A tricycle, for us, is just a common means of transportation, but for Zhou Longguang, it used to be a luxury that he could not afford.

From generation to generation, people in Liangzhuang, a border village in southwest China's Guangxi, had lived on growing sugar cane. When border trade was booming, many villagers bought tricycles to work in logistics, except Zhou Longguang.

"My wife and I didn't have much schooling. We could only earn about 5,000 yuan per year, which was not enough to pay for my children's education. I realized it (logistic delivery) might be a good way out of poverty, but I did not have money at that timeto buy a tricycle," said Zhou Longguang.

Just when everything seemed desperate, he found a way out.

"I went to seek help from the village committee, and the committee designated an official to help me. With the help of the government, I bought a tricycle and also planted more sugar cane," said Zhou.

"We set up the Xingmin Cooperative in 2014. Helped by some successful business people, the cooperative imports Vietnamese goods across the border and sells them to Chinese customers. They (the villagers) have engaged in the shipping of goods, with government-subsidized loans, to increase their income," said Huang Xiong, Party secretary of the Xiadong town, Longzhou county.

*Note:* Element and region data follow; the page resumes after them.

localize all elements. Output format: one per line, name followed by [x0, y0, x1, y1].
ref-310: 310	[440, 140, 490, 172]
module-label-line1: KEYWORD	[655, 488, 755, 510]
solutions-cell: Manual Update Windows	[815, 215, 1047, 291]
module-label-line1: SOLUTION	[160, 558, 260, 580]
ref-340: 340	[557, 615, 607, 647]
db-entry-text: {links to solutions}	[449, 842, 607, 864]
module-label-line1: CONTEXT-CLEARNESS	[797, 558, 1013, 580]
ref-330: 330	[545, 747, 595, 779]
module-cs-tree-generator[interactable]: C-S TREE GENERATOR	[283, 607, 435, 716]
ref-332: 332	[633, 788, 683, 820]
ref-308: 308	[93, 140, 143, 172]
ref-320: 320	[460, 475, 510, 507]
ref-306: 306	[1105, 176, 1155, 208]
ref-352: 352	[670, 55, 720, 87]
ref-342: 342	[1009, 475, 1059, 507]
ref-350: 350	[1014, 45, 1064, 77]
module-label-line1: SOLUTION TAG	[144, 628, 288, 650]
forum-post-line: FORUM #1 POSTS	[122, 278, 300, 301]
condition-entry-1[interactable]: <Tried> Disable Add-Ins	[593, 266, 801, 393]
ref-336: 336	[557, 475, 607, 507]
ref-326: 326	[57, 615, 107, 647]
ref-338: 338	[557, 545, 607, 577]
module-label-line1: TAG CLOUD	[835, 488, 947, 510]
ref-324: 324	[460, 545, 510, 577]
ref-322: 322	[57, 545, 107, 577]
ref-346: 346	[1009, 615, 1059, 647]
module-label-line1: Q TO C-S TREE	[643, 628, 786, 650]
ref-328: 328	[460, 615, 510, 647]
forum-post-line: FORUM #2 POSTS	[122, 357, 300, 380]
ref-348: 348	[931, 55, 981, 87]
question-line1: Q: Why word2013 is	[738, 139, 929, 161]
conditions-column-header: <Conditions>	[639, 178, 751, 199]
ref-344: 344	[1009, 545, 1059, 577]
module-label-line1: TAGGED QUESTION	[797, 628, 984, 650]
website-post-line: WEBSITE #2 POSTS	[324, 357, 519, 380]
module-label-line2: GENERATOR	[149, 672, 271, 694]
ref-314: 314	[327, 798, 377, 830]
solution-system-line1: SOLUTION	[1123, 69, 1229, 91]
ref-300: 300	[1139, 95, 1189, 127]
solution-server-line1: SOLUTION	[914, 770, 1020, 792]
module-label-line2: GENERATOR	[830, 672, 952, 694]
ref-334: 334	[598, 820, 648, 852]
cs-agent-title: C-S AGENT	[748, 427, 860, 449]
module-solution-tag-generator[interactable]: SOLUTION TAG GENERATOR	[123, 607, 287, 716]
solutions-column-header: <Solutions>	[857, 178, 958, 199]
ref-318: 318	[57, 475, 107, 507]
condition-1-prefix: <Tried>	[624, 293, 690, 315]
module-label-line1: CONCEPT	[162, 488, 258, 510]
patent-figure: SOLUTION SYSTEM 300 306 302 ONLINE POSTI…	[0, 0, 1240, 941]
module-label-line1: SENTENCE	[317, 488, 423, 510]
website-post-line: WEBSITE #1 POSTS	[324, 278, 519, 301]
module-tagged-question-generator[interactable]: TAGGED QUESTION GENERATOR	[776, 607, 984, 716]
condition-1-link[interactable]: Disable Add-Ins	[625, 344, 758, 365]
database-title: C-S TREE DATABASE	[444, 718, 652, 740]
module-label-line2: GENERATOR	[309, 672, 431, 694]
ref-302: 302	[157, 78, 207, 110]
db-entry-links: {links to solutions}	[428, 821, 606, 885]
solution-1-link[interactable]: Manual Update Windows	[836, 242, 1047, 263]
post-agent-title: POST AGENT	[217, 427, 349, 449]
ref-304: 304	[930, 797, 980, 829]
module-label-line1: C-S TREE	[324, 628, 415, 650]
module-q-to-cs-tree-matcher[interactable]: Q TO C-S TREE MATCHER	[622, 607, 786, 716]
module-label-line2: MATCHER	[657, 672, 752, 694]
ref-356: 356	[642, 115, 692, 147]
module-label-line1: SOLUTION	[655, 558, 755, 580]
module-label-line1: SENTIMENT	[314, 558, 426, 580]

"My income from growing sugar cane and goods delivery has increased from around 3,000 or 4,000 yuan a year in the past to about 30,000 or 40,000 yuan now. I don’t have to worry about my children’s tuition any more. Last year, we built a new house and moved from an old shanty into a two-storey house. Hard work brings a sense of security and satisfaction. Through our own efforts, we will create a better future," said Zhou Longguang.